Plus, many stores, like Origins, are vertically integrated, meaning the owners choose to grow their own products, tamping down some of the demand for larger cultivators. 

Vickers said this has helped him keep prices down.


“We felt the market was overinflated when it started and we never participated in that,” he said.

Prices at launch were artificially high because there were only a few cultivators, who “held the industry hostage,” he added.

John Kreis, owner of Portland Greenhouse, said that there has been a slight uptick in sales since prices have gone down, but he said it’s difficult in a market like Portland where there’s so much competition.
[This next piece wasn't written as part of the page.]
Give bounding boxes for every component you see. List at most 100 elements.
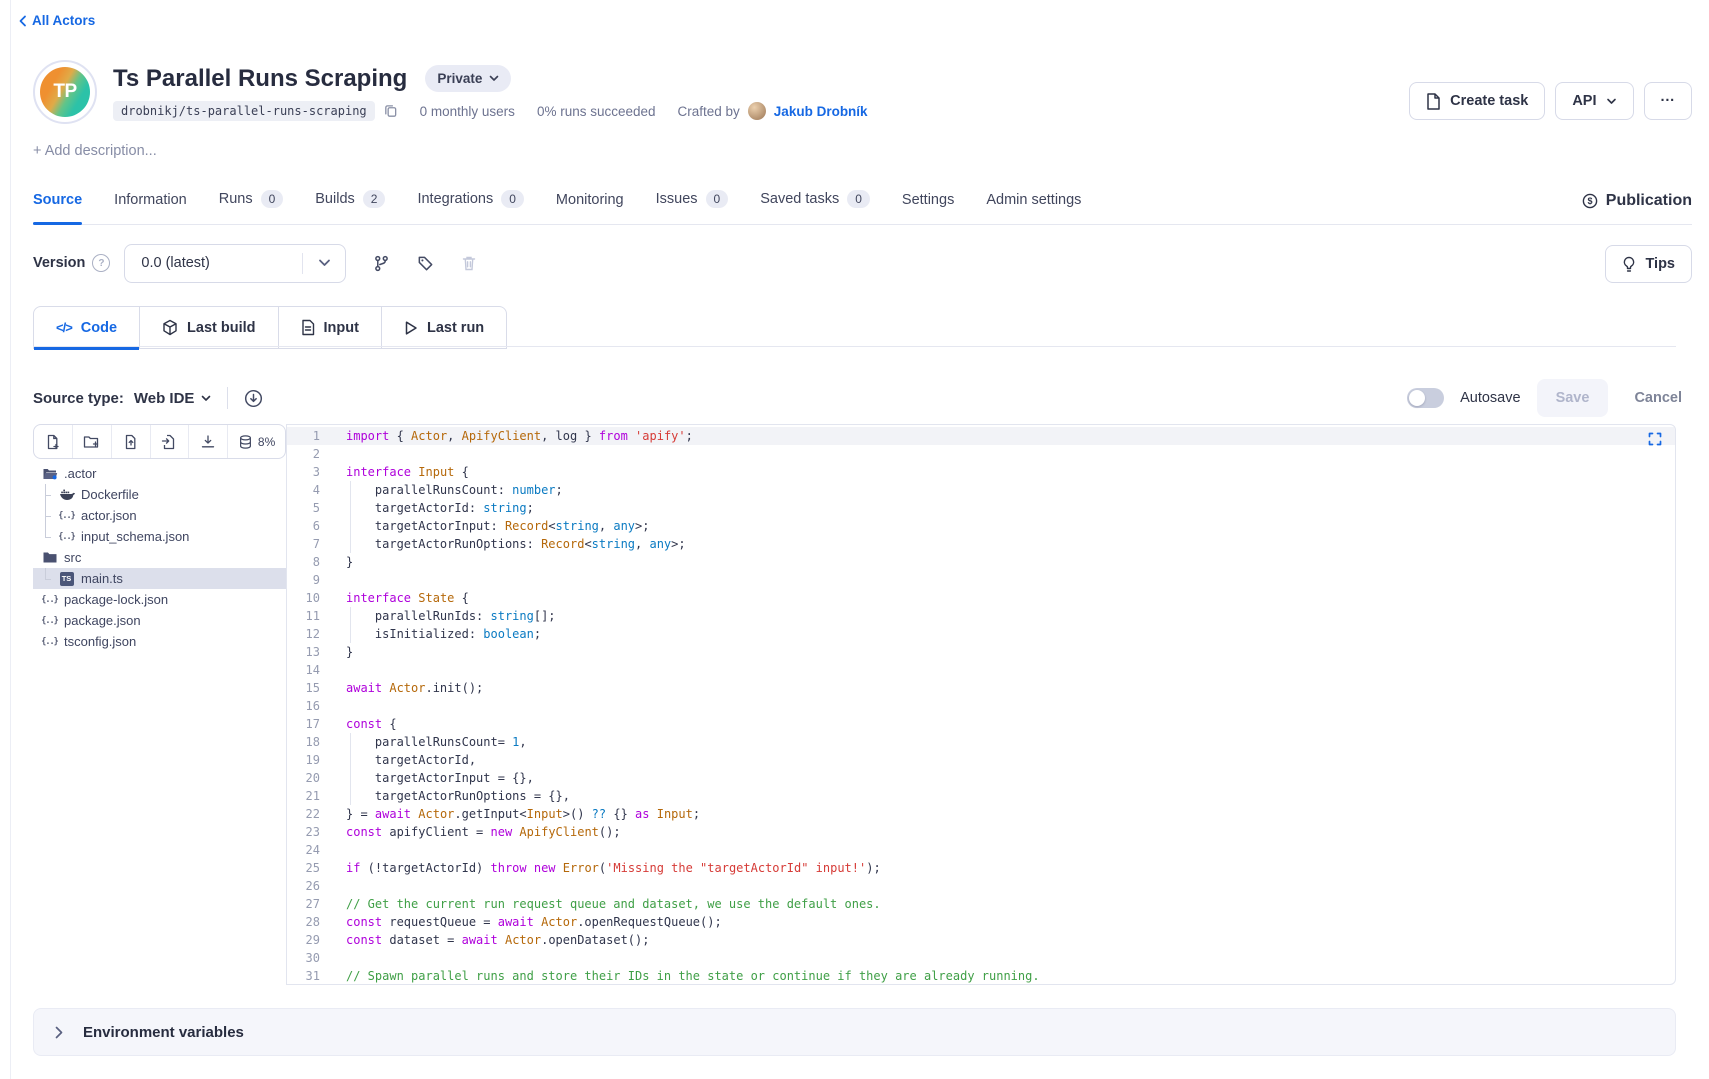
code-line[interactable]: 27// Get the current run request queue a… — [287, 895, 1675, 913]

Even with lower prices, Kreis said, it’s difficult to compete with the medical market, which is subject to fewer regulations, taxes and testing requirements than the adult-use segment. Prices will always be lower.

“The adult-use market is going to suffer until the state starts to regulate that,” he said.



Prices are dropping across the country. A wholesale price index tracked by Cannabis Benchmarks, an independent reporting agency, found that the price-per-pound for cannabis flower has been declining since last summer.

Accounting and advisory firm GreenGrowth CPAs reported that the aggregate national price for the 18 legal markets covered by Cannabis Benchmarks fell to $1,114 per pound in June, the lowest price observed in over three years.

Colorado prices plummeted to an all-time low of $709 a pound on July 1, down 46 percent from a year ago and 60 percent from January 2021, according to the Colorado Department of Revenue.

In Massachusetts, the price-per-gram is similar to Maine’s, at $10.58. Prices fell to $9.74 per gram in April 2020, but rebounded to the standard rate of around $14 before beginning to decline in June 2021 and continuing to fall each month since.

While Maine’s prices have consistently gone down, sales continue to set records.

In June, the recreational market brought in $13.4 million.

So far this year, the state’s 100 adult-use stores have brought in just shy of $65 million and are on track to far surpass last year’s $81.9 million. 

“A market that’s saturated, doesn’t mean the market isn’t strong,” Vickers said, adding that he expects it to level off soon.

Staff Writer Tux Turkel contributed to this report.